No, unless they do something which damages the "on" switch (and I have no idea how they'd do this). We have anecdotal evidence that the switch can still be toggled anyway - a lot of people say that they have a transient "remission" when fighing certain infections and then get ill again after. I'd want to ask the researchers what is going on here and is there a way to leverage this effect in our favour at all ?

Although some patients can be severe early on, with lots of symptoms, I suspect many are not, and we will then be able to see the beginnings of the impact on the metabolic system.

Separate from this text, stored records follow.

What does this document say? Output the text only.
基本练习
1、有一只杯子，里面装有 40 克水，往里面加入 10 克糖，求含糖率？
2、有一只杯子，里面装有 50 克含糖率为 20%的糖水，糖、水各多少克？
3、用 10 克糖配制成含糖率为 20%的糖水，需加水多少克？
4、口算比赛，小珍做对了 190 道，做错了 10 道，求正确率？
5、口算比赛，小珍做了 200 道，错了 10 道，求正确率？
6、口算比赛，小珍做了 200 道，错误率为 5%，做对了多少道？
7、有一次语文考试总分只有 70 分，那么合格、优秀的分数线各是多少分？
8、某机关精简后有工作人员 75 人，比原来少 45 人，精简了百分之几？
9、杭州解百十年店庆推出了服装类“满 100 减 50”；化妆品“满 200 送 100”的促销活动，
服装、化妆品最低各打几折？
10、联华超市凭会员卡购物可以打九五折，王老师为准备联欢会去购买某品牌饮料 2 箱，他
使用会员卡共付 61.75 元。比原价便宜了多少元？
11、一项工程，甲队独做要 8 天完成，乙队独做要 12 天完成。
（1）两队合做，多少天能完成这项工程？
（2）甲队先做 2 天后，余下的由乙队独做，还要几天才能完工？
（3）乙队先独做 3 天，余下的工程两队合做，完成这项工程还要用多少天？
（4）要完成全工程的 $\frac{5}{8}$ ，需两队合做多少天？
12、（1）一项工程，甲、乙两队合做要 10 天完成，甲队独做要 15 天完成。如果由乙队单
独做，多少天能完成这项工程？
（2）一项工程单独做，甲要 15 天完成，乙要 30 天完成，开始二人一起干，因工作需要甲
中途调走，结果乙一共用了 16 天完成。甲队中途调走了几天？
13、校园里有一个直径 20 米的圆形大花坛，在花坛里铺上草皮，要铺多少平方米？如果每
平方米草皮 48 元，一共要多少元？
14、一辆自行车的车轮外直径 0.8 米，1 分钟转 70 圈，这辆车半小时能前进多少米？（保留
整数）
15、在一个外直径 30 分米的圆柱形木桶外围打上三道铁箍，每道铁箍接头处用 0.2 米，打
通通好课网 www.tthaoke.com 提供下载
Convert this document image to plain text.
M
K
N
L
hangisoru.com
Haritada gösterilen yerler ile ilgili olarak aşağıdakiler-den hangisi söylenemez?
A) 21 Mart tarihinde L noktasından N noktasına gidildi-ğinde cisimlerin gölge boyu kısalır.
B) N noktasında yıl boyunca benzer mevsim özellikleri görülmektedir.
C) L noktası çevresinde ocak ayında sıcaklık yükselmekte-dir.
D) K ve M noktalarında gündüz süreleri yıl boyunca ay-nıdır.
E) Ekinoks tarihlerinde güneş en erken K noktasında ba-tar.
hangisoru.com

It would be good if they could join up the metabolite research with the cytokine profiles and the different patient groups, ie: children/teens who have a much better prognosis (why does the switch not get stuck for them as readily ?), people in the early stages of the illness (who may have a critical window for intervention to halt disease progression) and those of us in the later/longterm/very stuck stage where we will likely need a quite different approach to treatment.
 

OverTheHills

Senior Member
Messages
465
Location
New Zealand
I am assuming this study does not give us any hints about which medical specialism should be 'owning' ME. Assuming this 'cos no-one has discussed it yet. I suppose we still have to know more about the mechanism and treatment avenues to decide between eg rheumatology and endocrinology but given that hypometabolism is not localised can we rule out any previous candidate specialisms?